Instead, he plays tenor sax and mandolin, he was a tennis letterman, and the nephrologist yesterday said his kidney function is only 3 points [on a scale of 100] below what is expected at his age. He’s an amazing guy.

I know it’s a bit unorthodox, but in Joe’s honor, I’d like to have root beer floats served at the party following my funeral.

This will happen, of course, only if Helen dies first. The one major problem in our marriage has concerned root beer. One of us loves it; the other loathes it. She tolerates it not because I love it but because Joe loves it.

But when I die, I want people to have a good time, to be happy, and it is from my grandson, Joe, when he was about five years old, that I learned the secret of happiness.

His sister, three and ½ years older, experienced a distressing incident.

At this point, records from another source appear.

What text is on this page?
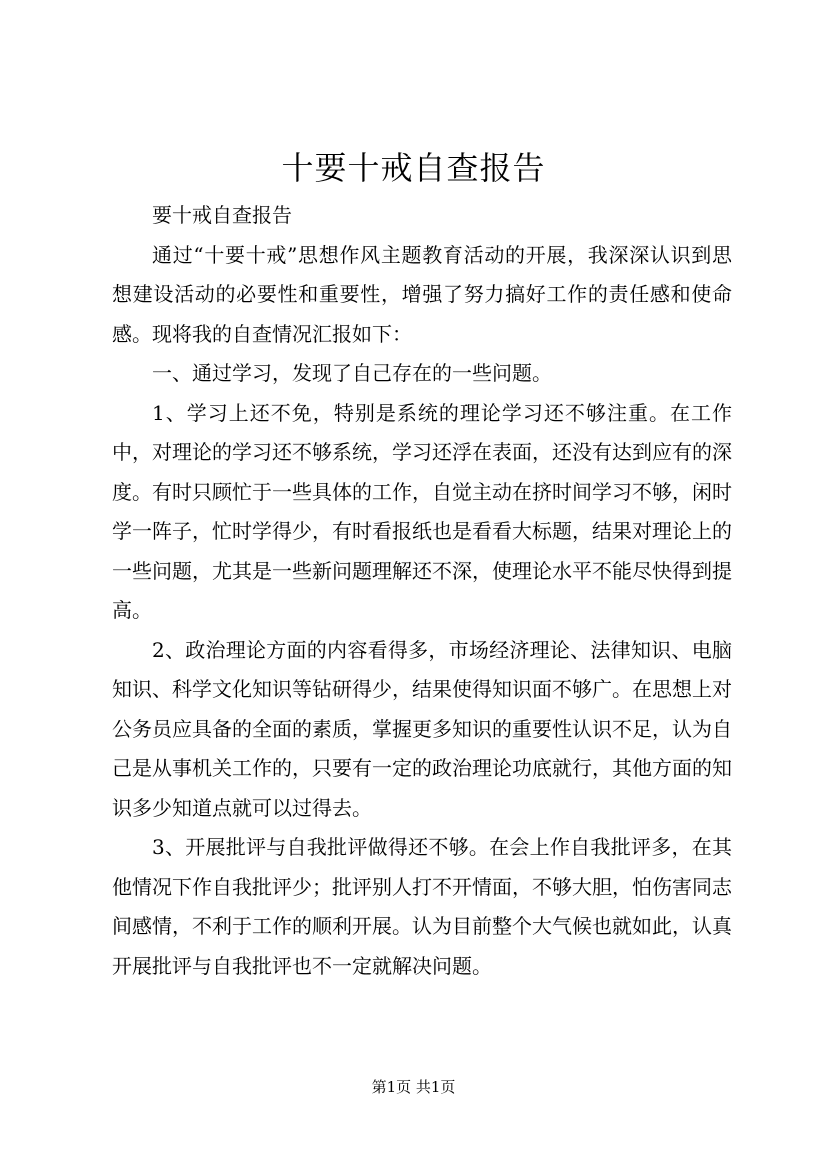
十要十戒自查报告

要十戒自查报告

通过“十要十戒”思想作风主题教育活动的开展，我深深认识到思想建设活动的必要性和重要性，增强了努力搞好工作的责任感和使命感。现将我的自查情况汇报如下：

一、通过学习，发现了自己存在的一些问题。

1、学习上还不免，特别是系统的理论学习还不够注重。在工作中，对理论的学习还不够系统，学习还浮在表面，还没有达到应有的深度。有时只顾忙于一些具体的工作，自觉主动在挤时间学习不够，闲时学一阵子，忙时学得少，有时看报纸也是看看大标题，结果对理论上的一些问题，尤其是一些新问题理解还不深，使理论水平不能尽快得到提高。

2、政治理论方面的内容看得多，市场经济理论、法律知识、电脑知识、科学文化知识等钻研得少，结果使得知识面不够广。在思想上对公务员应具备的全面的素质，掌握更多知识的重要性认识不足，认为自己是从事机关工作的，只要有一定的政治理论功底就行，其他方面的知识多少知道点就可以过得去。

3、开展批评与自我批评做得还不够。在会上作自我批评多，在其他情况下作自我批评少；批评别人打不开情面，不够大胆，怕伤害同志间感情，不利于工作的顺利开展。认为目前整个大气候也就如此，认真开展批评与自我批评也不一定就解决问题。

第1页 共1页
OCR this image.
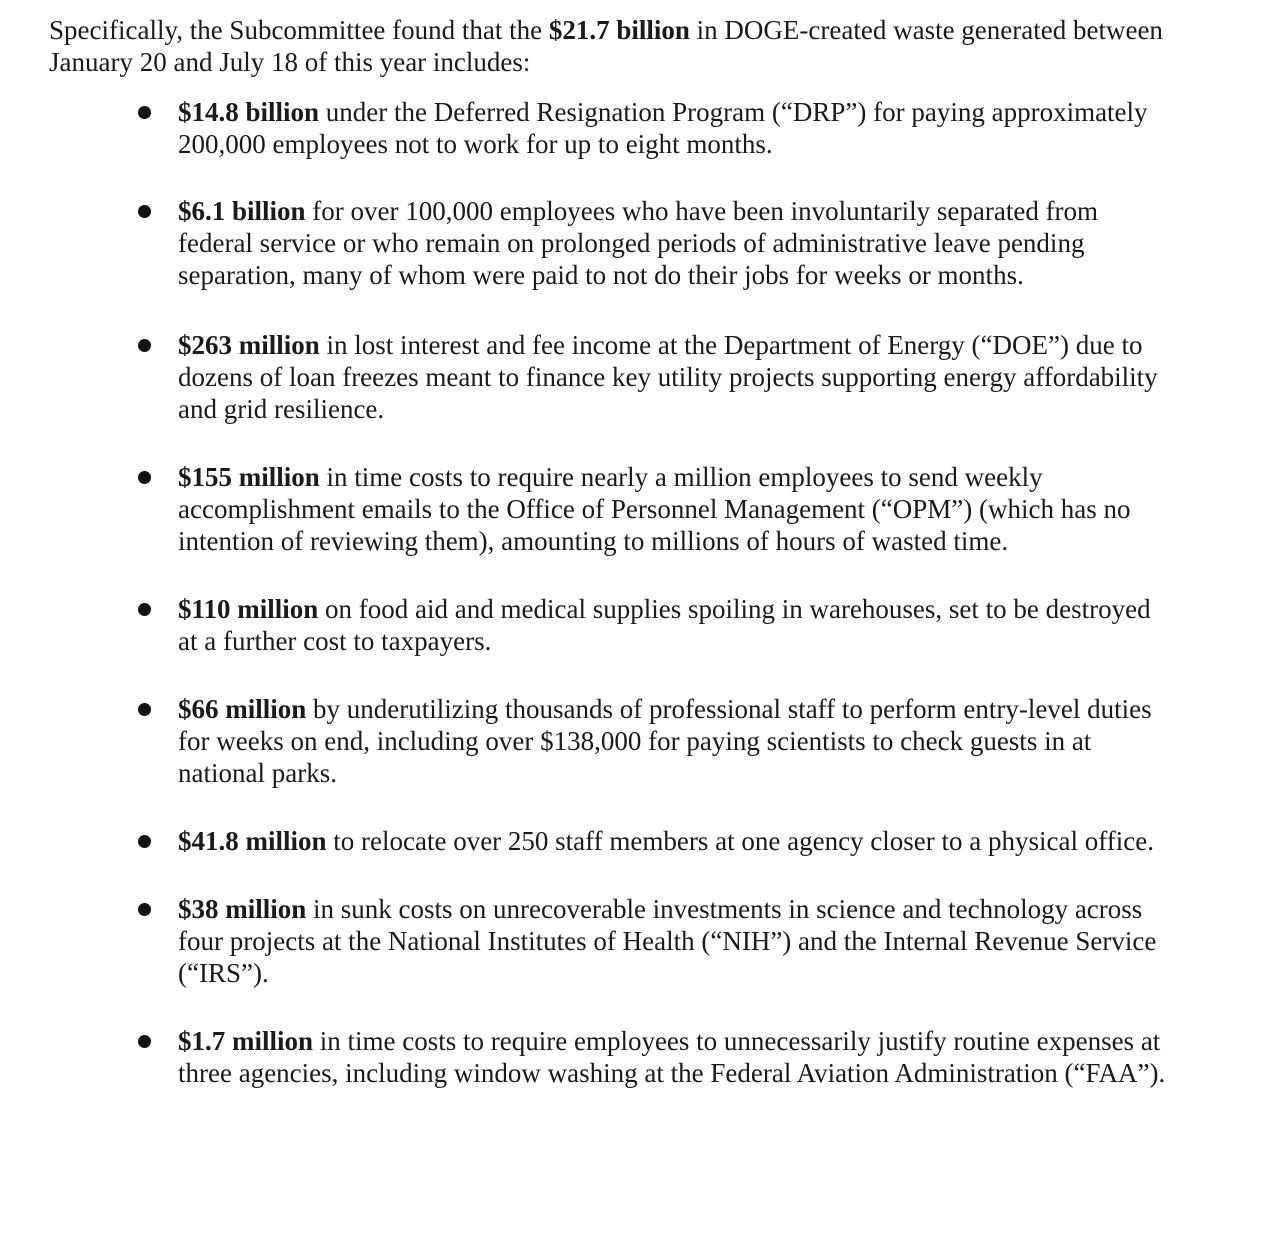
Specifically, the Subcommittee found that the $21.7 billion in DOGE-created waste generated between January 20 and July 18 of this year includes:

$14.8 billion under the Deferred Resignation Program (“DRP”) for paying approximately 200,000 employees not to work for up to eight months.
$6.1 billion for over 100,000 employees who have been involuntarily separated from federal service or who remain on prolonged periods of administrative leave pending separation, many of whom were paid to not do their jobs for weeks or months.
$263 million in lost interest and fee income at the Department of Energy (“DOE”) due to dozens of loan freezes meant to finance key utility projects supporting energy affordability and grid resilience.
$155 million in time costs to require nearly a million employees to send weekly accomplishment emails to the Office of Personnel Management (“OPM”) (which has no intention of reviewing them), amounting to millions of hours of wasted time.
$110 million on food aid and medical supplies spoiling in warehouses, set to be destroyed at a further cost to taxpayers.
$66 million by underutilizing thousands of professional staff to perform entry-level duties for weeks on end, including over $138,000 for paying scientists to check guests in at national parks.
$41.8 million to relocate over 250 staff members at one agency closer to a physical office.
$38 million in sunk costs on unrecoverable investments in science and technology across four projects at the National Institutes of Health (“NIH”) and the Internal Revenue Service (“IRS”).
$1.7 million in time costs to require employees to unnecessarily justify routine expenses at three agencies, including window washing at the Federal Aviation Administration (“FAA”).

I can’t remember what bothered her so much, but it was enough to throw her for a real loop, complete with sobs of agony.

Their mother found Joe, standing on a chair in front of the refrigerator, with the freezer door open, digging with difficulty into a container of hard ice cream.

“What are you doing, Joe?” she asked.

“I’m fixing Biddey a root beer float,” he said. “You can’t be unhappy if you have a root beer float.”

That’s the attitude that kept him going in his second year of life, and has kept him going ever since. He’s an amazing guy.